I won't give you the title of that manifesto till the end of the interview for reasons that will become obvious.

0:54.7

But it is a fun and easy read, so I recommend you check it out.

0:59.8

We didn't actually talk about this part in the interview, but at the beginning of the

1:03.9

manifesto she talks about modern uses of the term Byzantine.

1:07.8

Now most of you will know that in English it means something that's intricate, complicated, inflexible and rigid.

1:14.7

So you see headlines like Byzantine water laws will leave Californians high and dry.

1:20.7

But I had no idea that it has slightly different but still negative meanings in other languages.

1:30.0

So in Dutch it means hair splitting.

1:36.8

In German it means ceremonial and slavish.
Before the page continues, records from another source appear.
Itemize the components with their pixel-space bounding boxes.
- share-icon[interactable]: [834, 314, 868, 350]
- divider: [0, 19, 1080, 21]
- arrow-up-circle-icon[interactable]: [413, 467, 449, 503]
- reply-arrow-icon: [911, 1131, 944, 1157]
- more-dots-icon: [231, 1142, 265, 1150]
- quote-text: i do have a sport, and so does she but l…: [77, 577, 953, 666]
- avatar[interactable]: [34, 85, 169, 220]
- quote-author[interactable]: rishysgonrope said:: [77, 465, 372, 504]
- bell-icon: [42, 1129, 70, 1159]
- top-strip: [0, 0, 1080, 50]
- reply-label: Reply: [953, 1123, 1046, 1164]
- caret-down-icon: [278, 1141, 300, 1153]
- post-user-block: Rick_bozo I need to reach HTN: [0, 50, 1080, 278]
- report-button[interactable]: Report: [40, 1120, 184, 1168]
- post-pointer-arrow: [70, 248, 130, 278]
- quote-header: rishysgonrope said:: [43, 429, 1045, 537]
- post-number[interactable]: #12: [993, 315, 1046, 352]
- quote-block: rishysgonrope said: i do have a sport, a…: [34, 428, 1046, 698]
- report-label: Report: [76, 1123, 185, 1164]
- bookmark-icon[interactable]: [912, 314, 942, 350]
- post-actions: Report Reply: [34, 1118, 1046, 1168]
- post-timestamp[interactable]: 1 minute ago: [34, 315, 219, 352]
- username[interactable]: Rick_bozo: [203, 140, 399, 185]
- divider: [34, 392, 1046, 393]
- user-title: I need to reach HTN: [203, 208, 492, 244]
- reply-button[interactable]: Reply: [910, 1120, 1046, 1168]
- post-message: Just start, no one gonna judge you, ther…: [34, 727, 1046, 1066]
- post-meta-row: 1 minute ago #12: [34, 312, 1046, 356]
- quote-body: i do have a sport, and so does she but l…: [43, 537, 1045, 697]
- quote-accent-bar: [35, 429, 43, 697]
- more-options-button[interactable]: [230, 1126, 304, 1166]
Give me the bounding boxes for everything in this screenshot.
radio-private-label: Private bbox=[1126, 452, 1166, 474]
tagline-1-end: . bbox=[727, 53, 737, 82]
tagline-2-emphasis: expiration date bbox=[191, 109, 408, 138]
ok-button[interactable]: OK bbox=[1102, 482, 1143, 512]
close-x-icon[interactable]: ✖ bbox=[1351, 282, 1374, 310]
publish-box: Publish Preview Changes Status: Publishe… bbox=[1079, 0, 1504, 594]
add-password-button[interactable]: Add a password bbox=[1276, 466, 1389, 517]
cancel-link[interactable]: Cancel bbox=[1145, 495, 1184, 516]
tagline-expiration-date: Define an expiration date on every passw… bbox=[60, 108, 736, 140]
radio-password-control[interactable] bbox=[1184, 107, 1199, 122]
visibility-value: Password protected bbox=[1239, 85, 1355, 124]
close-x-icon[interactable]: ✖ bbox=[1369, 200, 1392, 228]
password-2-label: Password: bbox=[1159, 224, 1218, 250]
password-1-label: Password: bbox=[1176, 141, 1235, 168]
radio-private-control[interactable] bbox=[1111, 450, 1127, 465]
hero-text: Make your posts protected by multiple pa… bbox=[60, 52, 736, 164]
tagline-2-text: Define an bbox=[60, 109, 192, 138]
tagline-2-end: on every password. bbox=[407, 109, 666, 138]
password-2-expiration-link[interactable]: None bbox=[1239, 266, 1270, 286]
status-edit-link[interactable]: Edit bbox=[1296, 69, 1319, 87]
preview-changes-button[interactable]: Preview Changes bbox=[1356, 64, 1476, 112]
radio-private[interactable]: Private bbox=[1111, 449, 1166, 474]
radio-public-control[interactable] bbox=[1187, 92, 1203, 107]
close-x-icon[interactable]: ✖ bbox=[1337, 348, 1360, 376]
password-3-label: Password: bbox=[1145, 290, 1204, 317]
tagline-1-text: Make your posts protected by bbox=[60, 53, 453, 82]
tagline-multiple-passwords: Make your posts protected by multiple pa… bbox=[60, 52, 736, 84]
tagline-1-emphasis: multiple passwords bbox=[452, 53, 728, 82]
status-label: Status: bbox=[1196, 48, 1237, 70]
In French it can be used for endless and purposeless debates, while in Polish it can stand in for hypocrisy or the presentation of the bad as good.

1:47.4

She concludes, quote, that while traditions differ on what precisely is wrong with Byzantine, there is a remarkable international consensus that it is

1:54.2

deplorable. As you'll hear in our interview, she is less concerned about the specific word,

2:11.0

and more the ways in which the Byzantines are siphoned off from the rest of Roman history and made into their own thing, with various damaging consequences.

2:21.6

Professor Neville is the John W. and Gene M. Rowe chair of Byzantine history at the University of Wisconsin-Madison.